ISSN 1000-1239 CN 11-1777/TP

• 人工智能 •

### 一种基于决策森林的单调分类方法

1. 1(山西大学计算机与信息技术学院 太原 030006);2(计算智能与中文信息处理教育部重点实验室(山西大学) 太原 030006);3(山西财经大学应用数学学院 太原 030006) (xuh102@126.com)
• 出版日期: 2017-07-01
• 基金资助:
国家自然科学基金项目(61673249,61503229)；山西省回国留学人员科研基金项目(2016-004)；山西省研究生教育创新项目(2016BY003)

### A Method for Monotonic Classification Based on Decision Forest

Xu Hang1, Wang Wenjian1,2, Ren Lifang1,3

1. 1(School of Computer and Information Technology, Shanxi University, Taiyuan 030006);2(Key Laboratory of Computational Intelligence and Chinese Information Processing(Shanxi University), Ministry of Education, Taiyuan 030006);3(School of Applied Mathematics, Shanxi University of Finance and Economics, Taiyuan 030006)
• Online: 2017-07-01

Abstract: Monotonic classification is an ordinal classification problem in which the monotonic constraint exists between features and class.

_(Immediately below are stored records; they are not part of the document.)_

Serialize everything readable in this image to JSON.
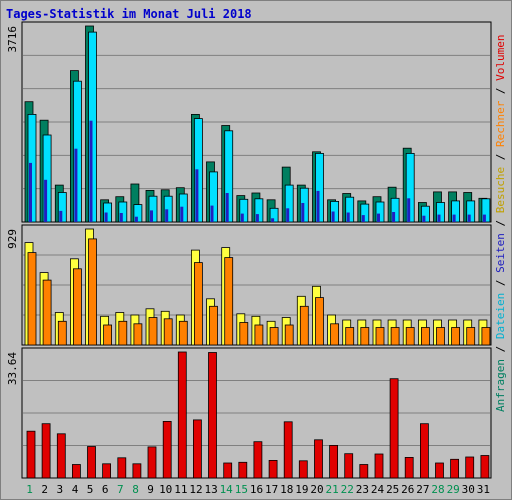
{
  "window": {
    "title": "Tages-Statistik im Monat Juli 2018"
  },
  "colors": {
    "anfragen": "#007f60",
    "dateien": "#00e0ff",
    "seiten": "#2020c0",
    "besuche": "#ffff40",
    "rechner": "#ff8000",
    "volumen": "#e00000",
    "weekday_label": "#000000",
    "weekend_label": "#009050"
  },
  "legend_right": [
    {
      "text": "Anfragen",
      "color": "#007f60"
    },
    {
      "text": " / ",
      "color": "#000000"
    },
    {
      "text": "Dateien",
      "color": "#00b0d0"
    },
    {
      "text": " / ",
      "color": "#000000"
    },
    {
      "text": "Seiten",
      "color": "#2020c0"
    },
    {
      "text": " / ",
      "color": "#000000"
    },
    {
      "text": "Besuche",
      "color": "#c0a000"
    },
    {
      "text": " / ",
      "color": "#000000"
    },
    {
      "text": "Rechner",
      "color": "#ff8000"
    },
    {
      "text": " / ",
      "color": "#000000"
    },
    {
      "text": "Volumen",
      "color": "#e00000"
    }
  ],
  "chart_data": [
    {
      "type": "bar",
      "title": "Tages-Statistik im Monat Juli 2018",
      "max_label": "3716",
      "ylim": [
        0,
        3716
      ],
      "categories": [
        "1",
        "2",
        "3",
        "4",
        "5",
        "6",
        "7",
        "8",
        "9",
        "10",
        "11",
        "12",
        "13",
        "14",
        "15",
        "16",
        "17",
        "18",
        "19",
        "20",
        "21",
        "22",
        "23",
        "24",
        "25",
        "26",
        "27",
        "28",
        "29",
        "30",
        "31"
      ],
      "weekend_days": [
        "1",
        "7",
        "8",
        "14",
        "15",
        "21",
        "22",
        "28",
        "29"
      ],
      "series": [
        {
          "name": "Anfragen",
          "values": [
            2280,
            1930,
            700,
            2870,
            3716,
            420,
            480,
            720,
            600,
            610,
            650,
            2040,
            1140,
            1830,
            500,
            550,
            420,
            1040,
            700,
            1330,
            420,
            540,
            400,
            480,
            660,
            1400,
            370,
            570,
            570,
            560,
            450
          ]
        },
        {
          "name": "Dateien",
          "values": [
            2040,
            1650,
            560,
            2670,
            3600,
            360,
            380,
            330,
            490,
            490,
            530,
            1960,
            950,
            1730,
            430,
            440,
            260,
            700,
            640,
            1300,
            390,
            470,
            340,
            380,
            450,
            1300,
            300,
            370,
            400,
            400,
            440
          ]
        },
        {
          "name": "Seiten",
          "values": [
            1120,
            800,
            210,
            1390,
            1920,
            180,
            170,
            100,
            220,
            240,
            290,
            1000,
            310,
            550,
            160,
            150,
            70,
            260,
            360,
            590,
            200,
            180,
            130,
            160,
            190,
            450,
            120,
            140,
            140,
            140,
            140
          ]
        }
      ]
    },
    {
      "type": "bar",
      "max_label": "929",
      "ylim": [
        0,
        929
      ],
      "categories": [
        "1",
        "2",
        "3",
        "4",
        "5",
        "6",
        "7",
        "8",
        "9",
        "10",
        "11",
        "12",
        "13",
        "14",
        "15",
        "16",
        "17",
        "18",
        "19",
        "20",
        "21",
        "22",
        "23",
        "24",
        "25",
        "26",
        "27",
        "28",
        "29",
        "30",
        "31"
      ],
      "series": [
        {
          "name": "Besuche",
          "values": [
            820,
            580,
            260,
            690,
            929,
            230,
            260,
            240,
            290,
            270,
            240,
            760,
            370,
            780,
            250,
            230,
            190,
            220,
            390,
            470,
            240,
            200,
            200,
            200,
            200,
            200,
            200,
            200,
            200,
            200,
            200
          ]
        },
        {
          "name": "Rechner",
          "values": [
            740,
            520,
            190,
            610,
            850,
            160,
            190,
            170,
            220,
            210,
            190,
            660,
            310,
            700,
            180,
            160,
            140,
            160,
            310,
            380,
            170,
            140,
            140,
            140,
            140,
            140,
            140,
            140,
            140,
            140,
            140
          ]
        }
      ]
    },
    {
      "type": "bar",
      "max_label": "33.64",
      "ylim": [
        0,
        33.64
      ],
      "categories": [
        "1",
        "2",
        "3",
        "4",
        "5",
        "6",
        "7",
        "8",
        "9",
        "10",
        "11",
        "12",
        "13",
        "14",
        "15",
        "16",
        "17",
        "18",
        "19",
        "20",
        "21",
        "22",
        "23",
        "24",
        "25",
        "26",
        "27",
        "28",
        "29",
        "30",
        "31"
      ],
      "series": [
        {
          "name": "Volumen",
          "values": [
            12.5,
            14.5,
            11.8,
            3.6,
            8.4,
            3.8,
            5.4,
            3.8,
            8.3,
            15.1,
            33.64,
            15.5,
            33.5,
            4.0,
            4.2,
            9.7,
            4.7,
            15.0,
            4.6,
            10.2,
            8.7,
            6.5,
            3.6,
            6.4,
            26.5,
            5.5,
            14.5,
            4.0,
            5.0,
            5.6,
            6.0
          ]
        }
      ]
    }
  ]
}
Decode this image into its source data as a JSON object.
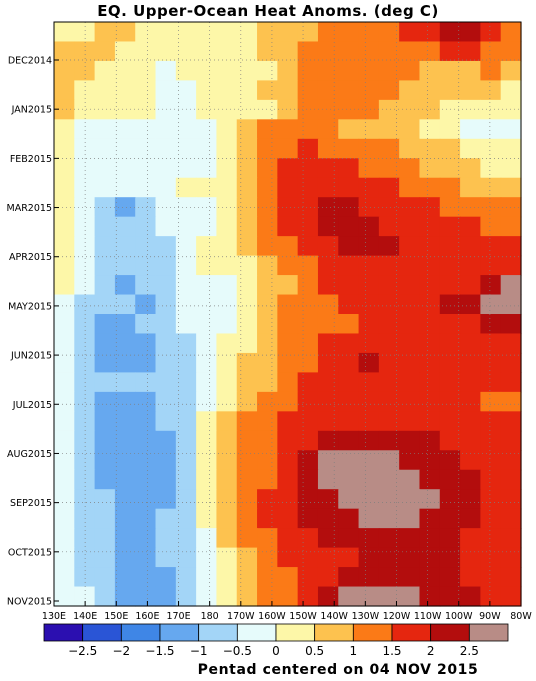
{
  "chart_data": {
    "type": "heatmap",
    "title": "EQ. Upper-Ocean Heat Anoms. (deg C)",
    "footer": "Pentad centered on 04 NOV 2015",
    "x_ticks": [
      "130E",
      "140E",
      "150E",
      "160E",
      "170E",
      "180",
      "170W",
      "160W",
      "150W",
      "140W",
      "130W",
      "120W",
      "110W",
      "100W",
      "90W",
      "80W"
    ],
    "y_ticks": [
      "DEC2014",
      "JAN2015",
      "FEB2015",
      "MAR2015",
      "APR2015",
      "MAY2015",
      "JUN2015",
      "JUL2015",
      "AUG2015",
      "SEP2015",
      "OCT2015",
      "NOV2015"
    ],
    "colorbar": {
      "labels": [
        "-2.5",
        "-2",
        "-1.5",
        "-1",
        "-0.5",
        "0",
        "0.5",
        "1",
        "1.5",
        "2",
        "2.5"
      ],
      "colors": [
        "#2b0fb0",
        "#2a55d6",
        "#3f86e6",
        "#66a8ef",
        "#a3d5f7",
        "#e6fbfb",
        "#fdf7a8",
        "#fdc24f",
        "#fb7a17",
        "#e5260f",
        "#b30d0d",
        "#b88c86"
      ]
    },
    "field": [
      [
        1,
        1,
        2,
        2,
        1,
        1,
        1,
        1,
        1,
        1,
        2,
        2,
        2,
        3,
        3,
        3,
        3,
        4,
        4,
        5,
        5,
        4,
        3
      ],
      [
        2,
        2,
        2,
        1,
        1,
        1,
        1,
        1,
        1,
        1,
        2,
        2,
        3,
        3,
        3,
        3,
        3,
        3,
        3,
        4,
        4,
        3,
        3
      ],
      [
        2,
        2,
        1,
        1,
        1,
        0,
        1,
        1,
        1,
        1,
        1,
        2,
        3,
        3,
        3,
        3,
        3,
        3,
        2,
        2,
        2,
        3,
        2
      ],
      [
        2,
        1,
        1,
        1,
        1,
        0,
        0,
        1,
        1,
        1,
        2,
        2,
        3,
        3,
        3,
        3,
        3,
        2,
        2,
        2,
        2,
        2,
        1
      ],
      [
        2,
        1,
        1,
        1,
        1,
        0,
        0,
        1,
        1,
        1,
        1,
        2,
        3,
        3,
        3,
        3,
        2,
        2,
        2,
        1,
        1,
        1,
        1
      ],
      [
        1,
        0,
        0,
        0,
        0,
        0,
        0,
        0,
        1,
        2,
        3,
        3,
        3,
        3,
        2,
        2,
        2,
        2,
        1,
        1,
        0,
        0,
        0
      ],
      [
        1,
        0,
        0,
        0,
        0,
        0,
        0,
        0,
        1,
        2,
        3,
        3,
        4,
        3,
        3,
        3,
        3,
        2,
        2,
        2,
        1,
        1,
        1
      ],
      [
        1,
        0,
        0,
        0,
        0,
        0,
        0,
        0,
        1,
        2,
        3,
        4,
        4,
        4,
        4,
        3,
        3,
        3,
        2,
        2,
        2,
        1,
        1
      ],
      [
        1,
        0,
        0,
        0,
        0,
        0,
        1,
        1,
        1,
        2,
        3,
        4,
        4,
        4,
        4,
        4,
        4,
        3,
        3,
        3,
        2,
        2,
        2
      ],
      [
        1,
        0,
        -1,
        -2,
        -1,
        0,
        0,
        0,
        1,
        2,
        3,
        4,
        4,
        5,
        5,
        4,
        4,
        4,
        4,
        3,
        3,
        3,
        3
      ],
      [
        1,
        0,
        -1,
        -1,
        -1,
        0,
        0,
        0,
        1,
        2,
        3,
        4,
        4,
        5,
        5,
        5,
        4,
        4,
        4,
        4,
        4,
        3,
        3
      ],
      [
        1,
        0,
        -1,
        -1,
        -1,
        -1,
        0,
        1,
        1,
        2,
        3,
        3,
        4,
        4,
        5,
        5,
        5,
        4,
        4,
        4,
        4,
        4,
        4
      ],
      [
        1,
        0,
        -1,
        -1,
        -1,
        -1,
        0,
        1,
        1,
        1,
        2,
        3,
        3,
        4,
        4,
        4,
        4,
        4,
        4,
        4,
        4,
        4,
        4
      ],
      [
        1,
        0,
        -1,
        -2,
        -1,
        -1,
        0,
        0,
        0,
        1,
        2,
        2,
        3,
        4,
        4,
        4,
        4,
        4,
        4,
        4,
        4,
        5,
        6
      ],
      [
        0,
        -1,
        -1,
        -1,
        -2,
        -1,
        0,
        0,
        0,
        1,
        2,
        3,
        3,
        3,
        4,
        4,
        4,
        4,
        4,
        5,
        5,
        6,
        6
      ],
      [
        0,
        -1,
        -2,
        -2,
        -1,
        -1,
        0,
        0,
        0,
        1,
        2,
        3,
        3,
        3,
        3,
        4,
        4,
        4,
        4,
        4,
        4,
        5,
        5
      ],
      [
        0,
        -1,
        -2,
        -2,
        -2,
        -1,
        -1,
        0,
        1,
        1,
        2,
        3,
        3,
        4,
        4,
        4,
        4,
        4,
        4,
        4,
        4,
        4,
        4
      ],
      [
        0,
        -1,
        -2,
        -2,
        -2,
        -1,
        -1,
        0,
        1,
        2,
        2,
        3,
        3,
        4,
        4,
        5,
        4,
        4,
        4,
        4,
        4,
        4,
        4
      ],
      [
        0,
        -1,
        -1,
        -1,
        -1,
        -1,
        -1,
        0,
        1,
        2,
        2,
        3,
        4,
        4,
        4,
        4,
        4,
        4,
        4,
        4,
        4,
        4,
        4
      ],
      [
        0,
        -1,
        -2,
        -2,
        -2,
        -1,
        -1,
        0,
        1,
        2,
        3,
        3,
        4,
        4,
        4,
        4,
        4,
        4,
        4,
        4,
        4,
        3,
        3
      ],
      [
        0,
        -1,
        -2,
        -2,
        -2,
        -1,
        -1,
        1,
        2,
        3,
        3,
        4,
        4,
        4,
        4,
        4,
        4,
        4,
        4,
        4,
        4,
        4,
        4
      ],
      [
        0,
        -1,
        -2,
        -2,
        -2,
        -2,
        -1,
        1,
        2,
        3,
        3,
        4,
        4,
        5,
        5,
        5,
        5,
        5,
        5,
        4,
        4,
        4,
        4
      ],
      [
        0,
        -1,
        -2,
        -2,
        -2,
        -2,
        -1,
        1,
        2,
        3,
        3,
        4,
        5,
        6,
        6,
        6,
        6,
        5,
        5,
        5,
        4,
        4,
        4
      ],
      [
        0,
        -1,
        -2,
        -2,
        -2,
        -2,
        -1,
        1,
        2,
        3,
        3,
        4,
        5,
        6,
        6,
        6,
        6,
        6,
        5,
        5,
        5,
        4,
        4
      ],
      [
        0,
        -1,
        -1,
        -2,
        -2,
        -2,
        -1,
        1,
        2,
        3,
        4,
        4,
        5,
        5,
        6,
        6,
        6,
        6,
        6,
        5,
        5,
        4,
        4
      ],
      [
        0,
        -1,
        -1,
        -2,
        -2,
        -1,
        -1,
        1,
        2,
        3,
        4,
        4,
        5,
        5,
        5,
        6,
        6,
        6,
        5,
        5,
        5,
        4,
        4
      ],
      [
        0,
        -1,
        -1,
        -2,
        -2,
        -1,
        -1,
        0,
        2,
        3,
        3,
        4,
        4,
        5,
        5,
        5,
        5,
        5,
        5,
        5,
        4,
        4,
        4
      ],
      [
        0,
        -1,
        -1,
        -2,
        -2,
        -1,
        -1,
        0,
        1,
        2,
        3,
        4,
        4,
        4,
        4,
        5,
        5,
        5,
        5,
        5,
        4,
        4,
        4
      ],
      [
        0,
        -1,
        -1,
        -2,
        -2,
        -2,
        -1,
        0,
        1,
        2,
        3,
        3,
        4,
        4,
        5,
        5,
        5,
        5,
        5,
        5,
        4,
        4,
        4
      ],
      [
        0,
        0,
        -1,
        -2,
        -2,
        -2,
        -1,
        0,
        1,
        2,
        3,
        3,
        4,
        5,
        6,
        6,
        6,
        6,
        5,
        5,
        5,
        4,
        4
      ]
    ]
  }
}
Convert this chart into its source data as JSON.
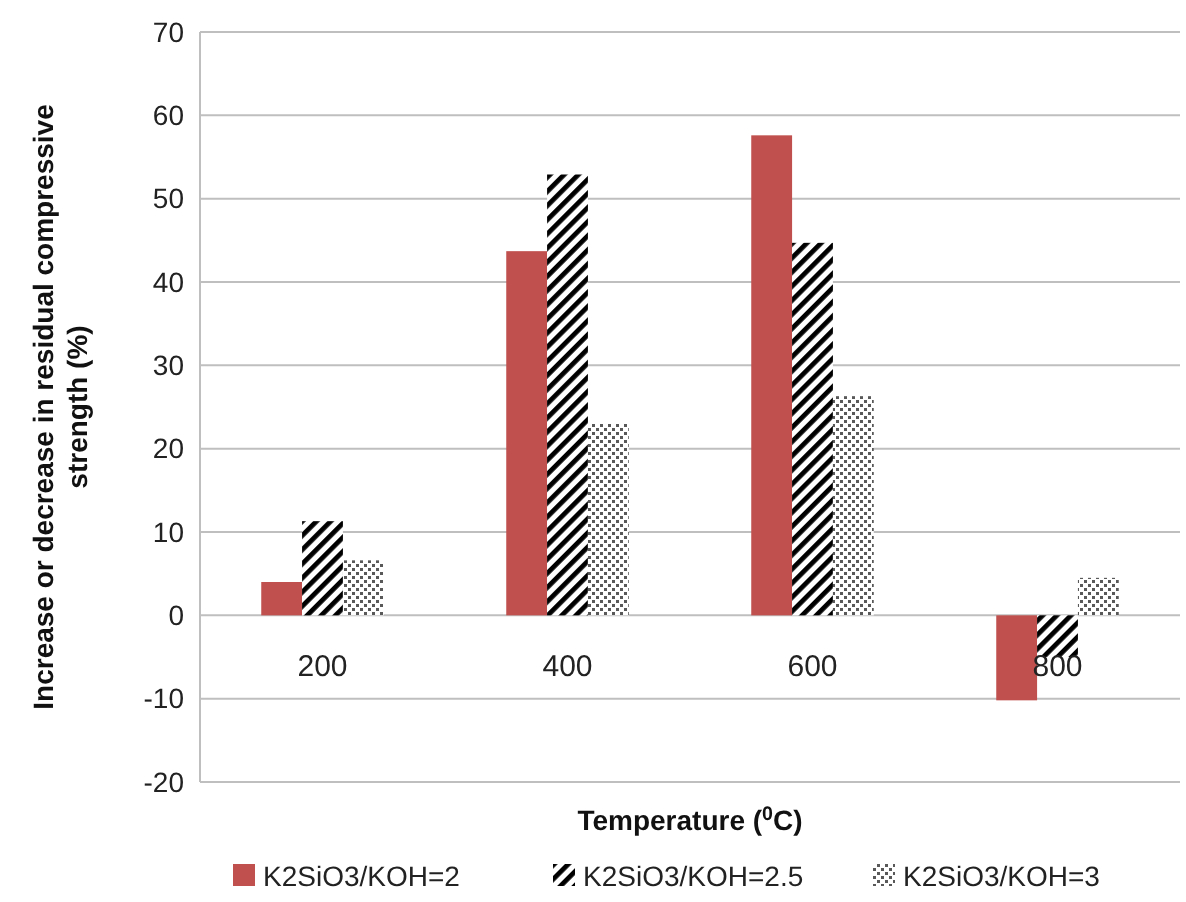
{
  "chart_data": {
    "type": "bar",
    "xlabel": "Temperature ($^{0}$C)",
    "ylabel": "Increase or decrease in residual compressive strength (%)",
    "categories": [
      "200",
      "400",
      "600",
      "800"
    ],
    "series": [
      {
        "name": "K2SiO3/KOH=2",
        "color": "#c0504d",
        "values": [
          4.0,
          43.7,
          57.6,
          -10.2
        ]
      },
      {
        "name": "K2SiO3/KOH=2.5",
        "color": "#000000",
        "values": [
          11.3,
          52.9,
          44.7,
          -5.0
        ]
      },
      {
        "name": "K2SiO3/KOH=3",
        "color": "#595959",
        "values": [
          6.6,
          23.0,
          26.3,
          4.5
        ]
      }
    ],
    "ylim": [
      -20,
      70
    ],
    "yticks": [
      -20,
      -10,
      0,
      10,
      20,
      30,
      40,
      50,
      60,
      70
    ],
    "grid": "y",
    "legend": "bottom"
  }
}
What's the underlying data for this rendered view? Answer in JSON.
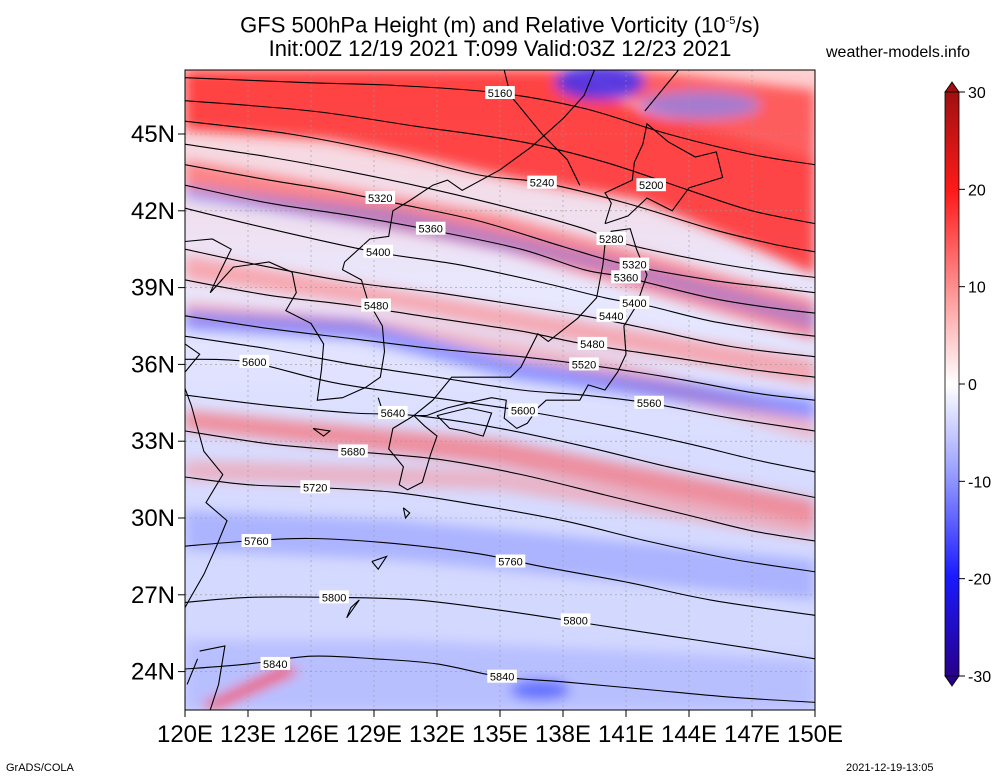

There have been some methods which can deal with the monotonic classification problem on the nominal datasets well. But for the monotonic classification problems on the numeric datasets, the classification accuracies and running efficiencies of the existing methods are limited. In this paper, a monotonic classification method based on decision forest (MCDF) is proposed. A sampling strategy is designed to generate decision trees, which can make the sampled training data subsets having a consistent distribution with the original training dataset, and the influence of non-monotonic noise data is avoided by the sample weights. It can effectively improve the running efficiency while maintaining the high classification performance. In addition, this strategy can also determine the number of trees in decision forest automatically. A solution for the classification conflicts of different trees is also provided when the decision forest determines the class of a sample. The proposed method can deal with not only the nominal data, but also the numeric data. The experimental results on artificial, UCI and real datasets demonstrate that the proposed method can improve the monotonic classification performance and running efficiency, and reduce the length of classification rules and solve the monotonic classification problem on large datasets.